Hello Arrigo,
From what I understood, you have a fixed ellipsoid, which you are allowed to (1) scale, and (2) rotate. The constraint is that the resulting ellipsoid must be included inside a given convex polytope, and the goal is to maximize the volume of the resulting ellipsoid.
Assuming the center of the ellipsoid is strictly included in the polytope, based on your latest message, we should be able to define a function like so:
For any rotation R in SO(d),
f(R) = the maximum scaling factor by which we can inflate the reference ellipsoid and still be included in the polytope.
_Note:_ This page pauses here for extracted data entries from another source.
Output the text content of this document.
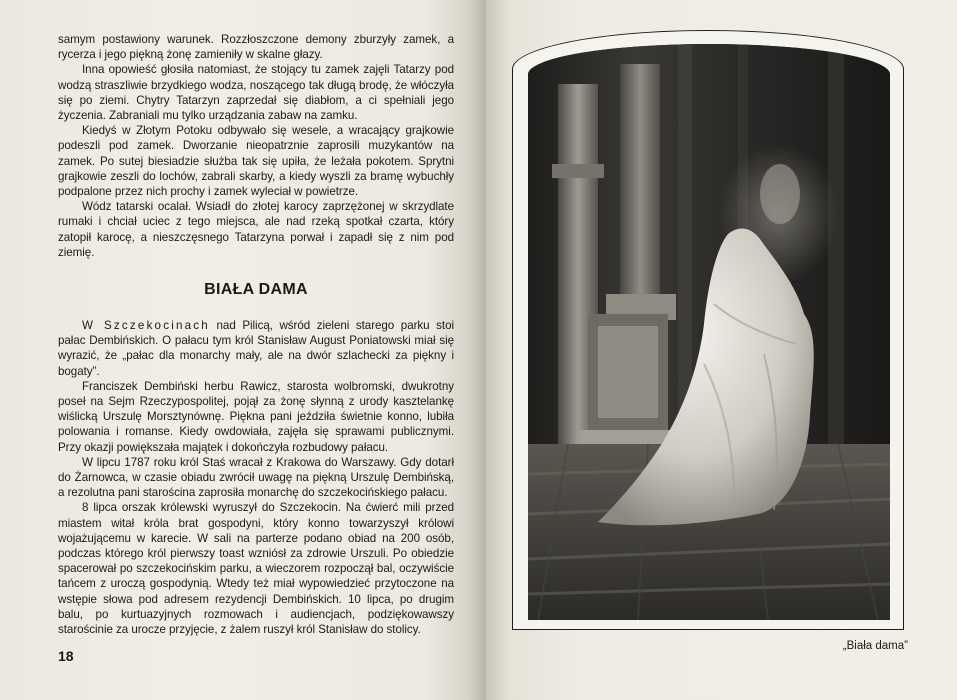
samym postawiony warunek. Rozzłoszczone demony zburzyły zamek, a rycerza i jego piękną żonę zamieniły w skalne głazy.

Inna opowieść głosiła natomiast, że stojący tu zamek zajęli Tatarzy pod wodzą straszliwie brzydkiego wodza, noszącego tak długą brodę, że włóczyła się po ziemi. Chytry Tatarzyn zaprzedał się diabłom, a ci spełniali jego życzenia. Zabraniali mu tylko urządzania zabaw na zamku.

Kiedyś w Złotym Potoku odbywało się wesele, a wracający grajkowie podeszli pod zamek. Dworzanie nieopatrznie zaprosili muzykantów na zamek. Po sutej biesiadzie służba tak się upiła, że leżała pokotem. Sprytni grajkowie zeszli do lochów, zabrali skarby, a kiedy wyszli za bramę wybuchły podpalone przez nich prochy i zamek wyleciał w powietrze.

Wódz tatarski ocalał. Wsiadł do złotej karocy zaprzężonej w skrzydlate rumaki i chciał uciec z tego miejsca, ale nad rzeką spotkał czarta, który zatopił karocę, a nieszczęsnego Tatarzyna porwał i zapadł się z nim pod ziemię.

BIAŁA DAMA

W Szczekocinach nad Pilicą, wśród zieleni starego parku stoi pałac Dembińskich. O pałacu tym król Stanisław August Poniatowski miał się wyrazić, że „pałac dla monarchy mały, ale na dwór szlachecki za piękny i bogaty”.

Franciszek Dembiński herbu Rawicz, starosta wolbromski, dwukrotny poseł na Sejm Rzeczypospolitej, pojął za żonę słynną z urody kasztelankę wiślicką Urszulę Morsztynównę. Piękna pani jeździła świetnie konno, lubiła polowania i romanse. Kiedy owdowiała, zajęła się sprawami publicznymi. Przy okazji powiększała majątek i dokończyła rozbudowy pałacu.

W lipcu 1787 roku król Staś wracał z Krakowa do Warszawy. Gdy dotarł do Żarnowca, w czasie obiadu zwrócił uwagę na piękną Urszulę Dembińską, a rezolutna pani starościna zaprosiła monarchę do szczekocińskiego pałacu.

8 lipca orszak królewski wyruszył do Szczekocin. Na ćwierć mili przed miastem witał króla brat gospodyni, który konno towarzyszył królowi wojażującemu w karecie. W sali na parterze podano obiad na 200 osób, podczas którego król pierwszy toast wzniósł za zdrowie Urszuli. Po obiedzie spacerował po szczekocińskim parku, a wieczorem rozpoczął bal, oczywiście tańcem z uroczą gospodynią. Wtedy też miał wypowiedzieć przytoczone na wstępie słowa pod adresem rezydencji Dembińskich. 10 lipca, po drugim balu, po kurtuazyjnych rozmowach i audiencjach, podziękowawszy starościnie za urocze przyjęcie, z żalem ruszył król Stanisław do stolicy.

18
„Biała dama”
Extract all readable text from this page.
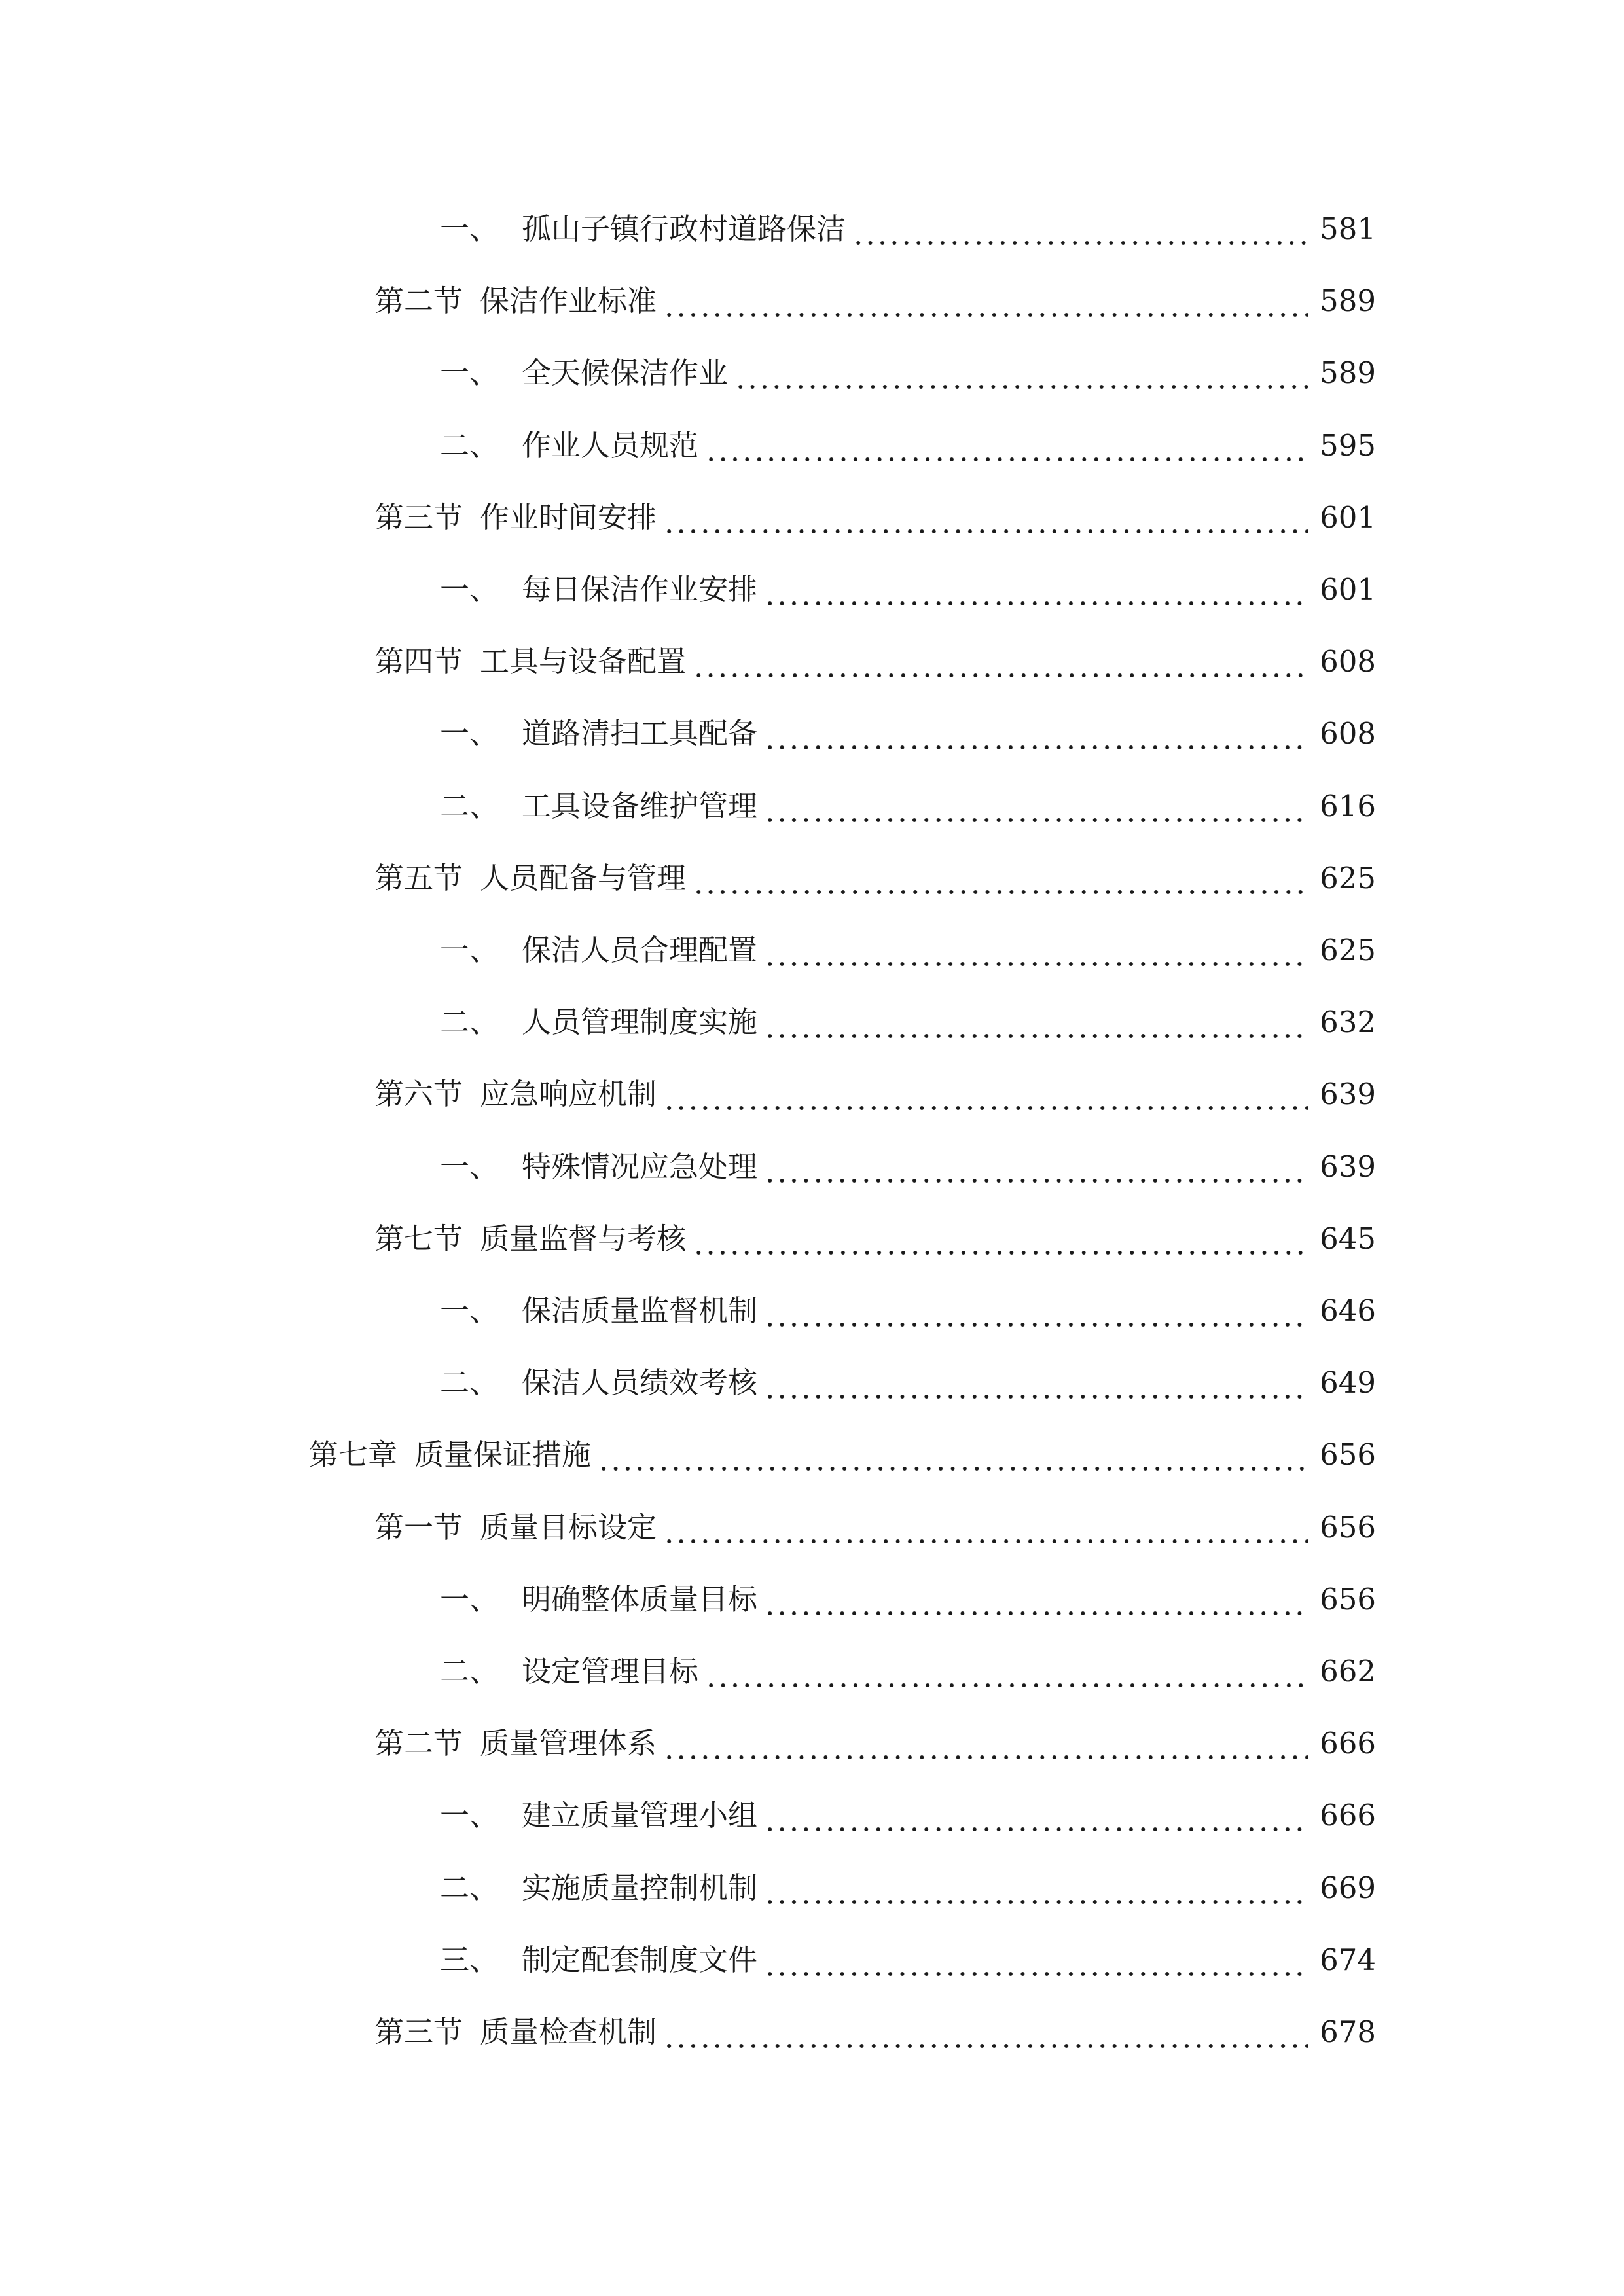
一、 孤山子镇行政村道路保洁	581
第二节 保洁作业标准	589
一、 全天候保洁作业	589
二、 作业人员规范	595
第三节 作业时间安排	601
一、 每日保洁作业安排	601
第四节 工具与设备配置	608
一、 道路清扫工具配备	608
二、 工具设备维护管理	616
第五节 人员配备与管理	625
一、 保洁人员合理配置	625
二、 人员管理制度实施	632
第六节 应急响应机制	639
一、 特殊情况应急处理	639
第七节 质量监督与考核	645
一、 保洁质量监督机制	646
二、 保洁人员绩效考核	649
第七章 质量保证措施	656
第一节 质量目标设定	656
一、 明确整体质量目标	656
二、 设定管理目标	662
第二节 质量管理体系	666
一、 建立质量管理小组	666
二、 实施质量控制机制	669
三、 制定配套制度文件	674
第三节 质量检查机制	678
Since the corresponding volume is an increasing function of f(R), it is equivalent to maximize f(R) or the volume associated to orientation R and scaling f(R).
The function f(R), I expect, will be nonsmooth, but might not be too hard to compute. I expect it should be possible to compute it exactly, but worst-case scenario, a bisection method would do the trick.
Then, to maximize f(R) over SO(d) in Manopt, you could use one of the derivative-free solvers such as pso or neldermead. These tend not to be particularly efficient, but since the cost function here is nonsmooth and getting its derivatives will be challenging, that's your best first bet. For rotation groups in low dimension (small d), this should be fine, depending on how fast things have to be.
By the way, this approach is fairly similar to this paper about bounding boxes:
Fast oriented bounding box optimization on the rotation group
SO(3, R)
CHIA-TCHE CHANG, BASTIEN GORISSEN and SAMUEL MELCHIOR
Technical note: manopt minimizes always, so to maximize f(R), minimize -f(R).
(As a side note: I would expect that convexity already broke from the fact that you are maximizing (rather than minimizing) a volume.)